The reader today is therefore unaware of how many Americans understood the war as the sole outcome of a German conspiracy for plunder. While today we know Europe was an armed camp, the pro-allied propaganda claimed that Europe was unprepared for war. Nock makes the reader aware of the great extent to which the allied politicians continually lied to blame Germany and justify the war, or at least told stories with no regard for the truth. No wonder Hitler found British propaganda so inspiring. In fact the story at the time made it sound like Germany was trying to over-run Europe the way Hitler temporarily did a few decades later.
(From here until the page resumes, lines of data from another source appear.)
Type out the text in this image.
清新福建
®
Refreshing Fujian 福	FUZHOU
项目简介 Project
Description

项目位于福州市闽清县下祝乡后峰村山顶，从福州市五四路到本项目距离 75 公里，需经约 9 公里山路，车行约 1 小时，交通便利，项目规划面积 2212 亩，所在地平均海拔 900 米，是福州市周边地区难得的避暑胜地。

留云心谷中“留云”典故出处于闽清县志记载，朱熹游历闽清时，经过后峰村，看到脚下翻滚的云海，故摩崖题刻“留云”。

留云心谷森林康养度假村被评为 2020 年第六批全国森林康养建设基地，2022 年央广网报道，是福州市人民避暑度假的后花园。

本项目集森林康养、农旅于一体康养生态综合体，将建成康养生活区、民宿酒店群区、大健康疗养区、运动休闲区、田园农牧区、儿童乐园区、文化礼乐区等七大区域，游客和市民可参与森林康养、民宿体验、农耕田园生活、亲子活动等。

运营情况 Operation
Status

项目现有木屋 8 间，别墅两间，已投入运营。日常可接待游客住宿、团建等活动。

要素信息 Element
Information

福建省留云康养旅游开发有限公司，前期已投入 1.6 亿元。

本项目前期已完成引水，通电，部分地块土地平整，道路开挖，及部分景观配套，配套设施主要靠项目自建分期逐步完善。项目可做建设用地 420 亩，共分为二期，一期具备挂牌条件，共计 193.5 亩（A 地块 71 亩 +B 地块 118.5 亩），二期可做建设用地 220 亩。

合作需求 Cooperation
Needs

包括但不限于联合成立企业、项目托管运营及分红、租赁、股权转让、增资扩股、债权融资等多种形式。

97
What Nock brings to the fore is the extent to which WWI may be viewed as the opposite of a conspiracy by Germany. If there was a conspiracy it would have been by the allied Entente powers. To a large degree it was blundered into by state officials, whose desire for peace was fatally undermined by their imperialist ambitions. We should first note that he also touches on how many powerful parties simply wanted peace.
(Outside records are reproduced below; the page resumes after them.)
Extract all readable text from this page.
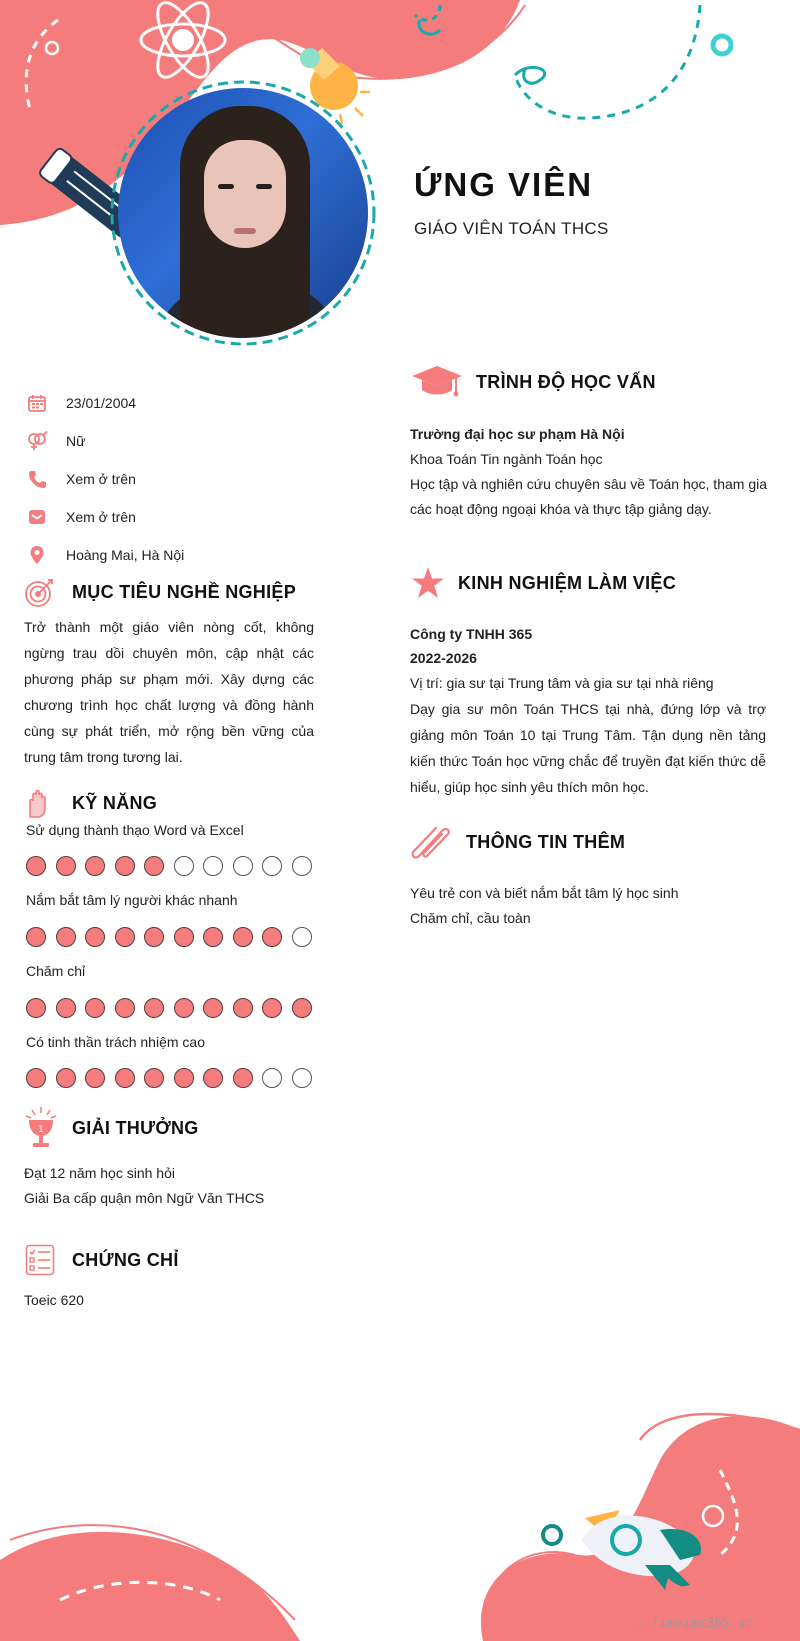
ỨNG VIÊN
GIÁO VIÊN TOÁN THCS
23/01/2004
Nữ
Xem ở trên
Xem ở trên
Hoàng Mai, Hà Nội
MỤC TIÊU NGHỀ NGHIỆP

Trở thành một giáo viên nòng cốt, không ngừng trau dồi chuyên môn, cập nhật các phương pháp sư phạm mới. Xây dựng các chương trình học chất lượng và đồng hành cùng sự phát triển, mở rộng bền vững của trung tâm trong tương lai.

KỸ NĂNG
Sử dụng thành thạo Word và Excel
Nắm bắt tâm lý người khác nhanh
Chăm chỉ
Có tinh thần trách nhiệm cao
1 GIẢI THƯỞNG

Đạt 12 năm học sinh hỏi

Giải Ba cấp quận môn Ngữ Văn THCS

CHỨNG CHỈ

Toeic 620

TRÌNH ĐỘ HỌC VẤN

Trường đại học sư phạm Hà Nội

Khoa Toán Tin ngành Toán học

Học tập và nghiên cứu chuyên sâu về Toán học, tham gia các hoạt động ngoại khóa và thực tập giảng dạy.

KINH NGHIỆM LÀM VIỆC

Công ty TNHH 365

2022-2026

Vị trí: gia sư tại Trung tâm và gia sư tại nhà riêng

Dạy gia sư môn Toán THCS tại nhà, đứng lớp và trợ giảng môn Toán 10 tại Trung Tâm. Tận dụng nền tảng kiến thức Toán học vững chắc để truyền đạt kiến thức dễ hiểu, giúp học sinh yêu thích môn học.

THÔNG TIN THÊM

Yêu trẻ con và biết nắm bắt tâm lý học sinh

Chăm chỉ, cầu toàn

∴ Timviec365.vn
However, small powerful parties in France, Britain, and Russia all pushed for war and created secret treaties amongst each other. As Ralph Raico pointed out, English foreign policy was dominated by a small, secret clique no more answerable to Parliament and the people than a dictatorship like Nazi Germany. Those who knew of England’s secret obligations lied to Parliament and denied their existence.
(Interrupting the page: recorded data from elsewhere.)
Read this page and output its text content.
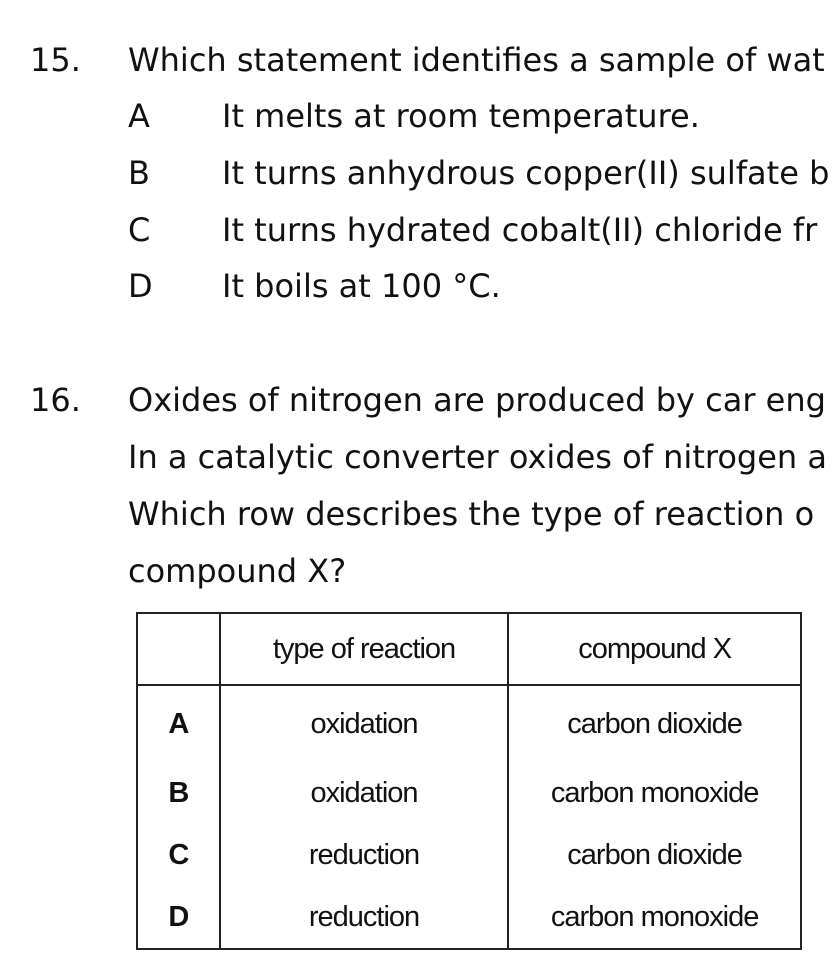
15. Which statement identifies a sample of wat
A It melts at room temperature.
B It turns anhydrous copper(II) sulfate b
C It turns hydrated cobalt(II) chloride fr
D It boils at 100 °C.
16. Oxides of nitrogen are produced by car eng
In a catalytic converter oxides of nitrogen a
Which row describes the type of reaction o
compound X?
	type of reaction	compound X
A	oxidation	carbon dioxide
B	oxidation	carbon monoxide
C	reduction	carbon dioxide
D	reduction	carbon monoxide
As Nock shows, English, French and Russian foreign policy was directed against Germany and Austria-Hungary, and military spending was quite large, and much greater than Germany and Austria-Hungary’s. All three had powerful cliques who were aggressive towards the Central Powers. They were bound by secret treaties, though this alliance was not publicly acknowledged.
In Nock’s book, this is roughly what happened to start WWI: Serbia and the Balkans had a foreign policy dominated by Russia. The assassins of Archduke Ferdinand were linked to the Russian pro-war clique. Russia had been “test” mobilizing since the spring of 1914, and its army alone was equal to Germany and Austria-Hungary combined. Russia had a secret treaty with France calling for France to support Russia if Russia mobilized and went to war. The UK had a secret treaty with France calling for it to support France during war, and to a much lesser but important degree, Russia. Bound by secret treaties all three powers found themselves thrust into war. Germany saw itself encircled by superior numbers. (Therefore it had to defeat France and Russia in decisive battles before it succumbed in a war of attrition. Similar to Israel’s situation when faced with a land war against three neighbors.)
The assassination of the Archduke Ferdinand, conveniently for the Pro-War Entente cliques, set off the train of powder to the powder keg of a general European war of France, Russia and England against Germany and Austria-Hungary.
For sources Nock makes great use of Belgian diplomatic correspondence, which noted little evidence of German aggression. The Soviet Union also released many embarrassing secret documents from the Tsarist archives. Nock highly recommends English Liberals Francis Neilson’s and E. D. Morel’s works of WWI revisionism. (Neilson’s How Diplomats Make War is hard to read, while Nock’s is a breeze. Neilson focuses more on how English and other nations’ diplomats created uncertainty.) It should be noted too that Nock shows evidence that Belgian neutrality was a fig leaf to justify unpopular UK involvement.
Having documentation of a push for war by cliques in Russia, France, and England, Nock shows how German war guilt is a myth and, if anything, pro-war cliques in Russia, France, and England were successful in conspiring for war.
What makes this book worth reading is not whether this is the best explanation for WWI. It is worth seeing how small groups of state officials engaged in secret actions that led to a catastrophic war, and continually lied throughout the whole process to provide themselves ideological cover. What is fascinating is the great contrast Nock makes between two wholly different views of the origin of the war. While history and reality seem settled and known, people at different times have radically different understandings of the exact same events.